Shen, who is 34 and based in New York, is something of a rollercoaster connoisseur, and has made pilgrimages to cult coasters like The Voyage, a Mayflower-themed beast (the second-longest wooden one on earth) at Holiday World & Splashin’ Safari in Santa Claus, Indiana. (Only in America!) Rollercoasters are “so excessive,” the artist said over lunch this week in Hong Kong. “They’re hyper-engineered—they’re meant to push your body to its physiological limits, to the point where your body and mind think you’re going to die.” Their careful design leads to an “extremely safe environment” for that harrowing endeavor, she noted.

At its very best, art can operate in a parallel manner. (Think of Edmund Burke’s famous line that the sublime can be generated by things that “excite the ideas of pain, and danger, that is to say, whatever is in any sort terrible, or is analogous to terror.”)

Granted, art will not simulate a near-death experience (not usually), but it will help you get outside of yourself, and maybe shake you up a bit, as Shen’s works do here.

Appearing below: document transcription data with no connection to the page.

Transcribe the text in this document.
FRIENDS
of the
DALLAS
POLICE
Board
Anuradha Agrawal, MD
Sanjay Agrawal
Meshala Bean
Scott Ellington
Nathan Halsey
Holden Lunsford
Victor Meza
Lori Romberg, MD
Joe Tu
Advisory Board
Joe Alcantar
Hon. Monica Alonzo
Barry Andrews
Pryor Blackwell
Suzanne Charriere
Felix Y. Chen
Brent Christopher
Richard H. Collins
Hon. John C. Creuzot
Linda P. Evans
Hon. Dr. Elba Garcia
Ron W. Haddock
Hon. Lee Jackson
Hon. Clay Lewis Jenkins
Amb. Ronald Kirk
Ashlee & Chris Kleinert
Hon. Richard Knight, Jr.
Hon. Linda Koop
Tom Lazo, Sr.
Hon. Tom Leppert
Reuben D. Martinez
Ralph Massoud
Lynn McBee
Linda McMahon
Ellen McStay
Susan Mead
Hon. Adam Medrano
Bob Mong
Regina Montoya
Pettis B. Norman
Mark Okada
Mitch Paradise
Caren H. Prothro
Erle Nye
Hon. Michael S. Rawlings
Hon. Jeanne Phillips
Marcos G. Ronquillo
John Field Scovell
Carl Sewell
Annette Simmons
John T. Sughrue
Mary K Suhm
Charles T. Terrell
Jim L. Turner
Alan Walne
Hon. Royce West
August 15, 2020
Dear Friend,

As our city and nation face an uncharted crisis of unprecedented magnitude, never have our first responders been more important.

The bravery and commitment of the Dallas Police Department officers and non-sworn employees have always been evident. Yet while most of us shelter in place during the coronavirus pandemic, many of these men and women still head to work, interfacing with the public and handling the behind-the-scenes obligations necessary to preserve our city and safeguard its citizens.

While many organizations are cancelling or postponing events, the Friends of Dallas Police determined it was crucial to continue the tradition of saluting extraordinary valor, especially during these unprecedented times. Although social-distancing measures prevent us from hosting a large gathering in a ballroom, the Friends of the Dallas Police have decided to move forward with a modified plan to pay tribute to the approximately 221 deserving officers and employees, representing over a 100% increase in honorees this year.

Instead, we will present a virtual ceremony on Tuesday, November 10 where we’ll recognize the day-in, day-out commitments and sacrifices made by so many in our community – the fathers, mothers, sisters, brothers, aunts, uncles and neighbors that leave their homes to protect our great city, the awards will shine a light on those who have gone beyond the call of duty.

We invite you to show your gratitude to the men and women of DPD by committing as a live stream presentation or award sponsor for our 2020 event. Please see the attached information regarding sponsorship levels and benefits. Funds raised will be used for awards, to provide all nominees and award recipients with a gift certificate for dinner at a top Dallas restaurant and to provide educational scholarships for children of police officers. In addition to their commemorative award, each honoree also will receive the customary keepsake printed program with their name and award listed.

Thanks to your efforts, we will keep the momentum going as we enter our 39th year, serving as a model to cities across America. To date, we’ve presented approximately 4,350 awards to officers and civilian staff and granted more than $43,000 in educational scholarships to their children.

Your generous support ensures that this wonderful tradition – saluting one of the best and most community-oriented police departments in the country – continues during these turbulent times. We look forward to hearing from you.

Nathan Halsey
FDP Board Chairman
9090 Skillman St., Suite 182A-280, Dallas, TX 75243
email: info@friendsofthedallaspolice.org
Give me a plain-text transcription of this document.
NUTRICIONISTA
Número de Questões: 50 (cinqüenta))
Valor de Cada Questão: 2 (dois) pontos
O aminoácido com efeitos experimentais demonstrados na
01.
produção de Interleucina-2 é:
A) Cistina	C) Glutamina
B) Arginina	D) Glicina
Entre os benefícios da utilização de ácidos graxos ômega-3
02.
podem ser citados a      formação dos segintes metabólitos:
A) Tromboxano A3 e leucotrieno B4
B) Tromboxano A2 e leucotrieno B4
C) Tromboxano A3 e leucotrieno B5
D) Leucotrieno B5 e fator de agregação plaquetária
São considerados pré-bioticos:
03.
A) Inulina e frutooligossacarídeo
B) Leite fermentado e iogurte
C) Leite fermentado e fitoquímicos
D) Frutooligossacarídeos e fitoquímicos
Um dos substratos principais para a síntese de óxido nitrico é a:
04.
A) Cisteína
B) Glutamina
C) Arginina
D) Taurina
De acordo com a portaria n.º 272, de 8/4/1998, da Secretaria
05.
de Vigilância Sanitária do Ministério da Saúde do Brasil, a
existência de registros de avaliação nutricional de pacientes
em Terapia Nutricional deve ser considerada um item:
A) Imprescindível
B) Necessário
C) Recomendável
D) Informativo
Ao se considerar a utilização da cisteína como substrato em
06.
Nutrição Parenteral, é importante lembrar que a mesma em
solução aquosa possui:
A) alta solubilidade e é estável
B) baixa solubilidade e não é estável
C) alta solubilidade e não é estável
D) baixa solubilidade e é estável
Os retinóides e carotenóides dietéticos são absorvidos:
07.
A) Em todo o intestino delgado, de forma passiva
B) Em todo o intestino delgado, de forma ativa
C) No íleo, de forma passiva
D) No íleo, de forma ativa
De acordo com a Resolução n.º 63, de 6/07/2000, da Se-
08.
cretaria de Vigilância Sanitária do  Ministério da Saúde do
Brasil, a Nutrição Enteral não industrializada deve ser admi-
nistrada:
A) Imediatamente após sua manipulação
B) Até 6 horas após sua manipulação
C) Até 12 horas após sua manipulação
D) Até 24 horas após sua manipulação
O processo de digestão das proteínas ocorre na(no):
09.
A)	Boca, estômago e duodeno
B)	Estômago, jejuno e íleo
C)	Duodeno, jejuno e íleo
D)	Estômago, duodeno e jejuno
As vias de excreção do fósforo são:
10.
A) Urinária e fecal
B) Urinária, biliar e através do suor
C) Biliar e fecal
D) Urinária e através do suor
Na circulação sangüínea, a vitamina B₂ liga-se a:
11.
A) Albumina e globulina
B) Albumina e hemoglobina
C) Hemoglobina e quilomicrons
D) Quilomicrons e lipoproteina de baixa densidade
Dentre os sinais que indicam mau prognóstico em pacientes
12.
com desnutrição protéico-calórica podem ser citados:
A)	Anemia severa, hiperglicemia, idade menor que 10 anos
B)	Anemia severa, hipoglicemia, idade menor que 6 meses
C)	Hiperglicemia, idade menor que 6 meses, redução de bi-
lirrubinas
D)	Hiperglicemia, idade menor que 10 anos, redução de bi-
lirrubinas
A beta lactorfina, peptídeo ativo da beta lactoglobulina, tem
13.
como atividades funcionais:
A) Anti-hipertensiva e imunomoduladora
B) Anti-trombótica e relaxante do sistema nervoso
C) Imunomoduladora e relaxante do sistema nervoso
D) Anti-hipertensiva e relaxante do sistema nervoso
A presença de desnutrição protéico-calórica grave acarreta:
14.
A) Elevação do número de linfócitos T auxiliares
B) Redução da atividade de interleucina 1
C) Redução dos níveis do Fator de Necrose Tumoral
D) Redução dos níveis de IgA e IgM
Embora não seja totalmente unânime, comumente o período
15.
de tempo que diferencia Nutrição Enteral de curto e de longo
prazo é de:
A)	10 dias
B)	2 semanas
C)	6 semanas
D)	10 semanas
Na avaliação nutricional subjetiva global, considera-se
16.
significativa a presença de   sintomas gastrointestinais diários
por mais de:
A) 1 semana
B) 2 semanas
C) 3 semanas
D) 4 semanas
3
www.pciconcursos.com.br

Little Chair (2023), as her intricate centerpiece is called, invites visceral memories of confinement: as a child, being inculcated into domestic life, or even as an adult, put in a position of authority (as first chair cellist, say). It is alluring and precarious.

Lining the walls of the Vacancy’s booth are photos that also draw on the world of rollercoasters, showing mysterious little circles in mountain landscapes. These are images that Shen found online of hair ties that people regularly throw when riding Expedition Everest, a $100 million steel coaster at Disney’s Animal Kingdom at the Walt Disney World Resort in Lake Buena Vista, Florida. She has printed them in black-and-white, on paper with curving edges, so that they suggest the tintypes of a distant era (perhaps the one from which her highchair comes).

Riders deposited these artifacts—marking their presence, or perhaps trying to distract themselves—while strapped in place, at a moment of giddy joy, extreme fear, or even boredom. Now they are gone, but a trace of them has been left behind. “People, over time, participating in this indeterminate and informal activity [are] quite beautiful to me,” Shen said.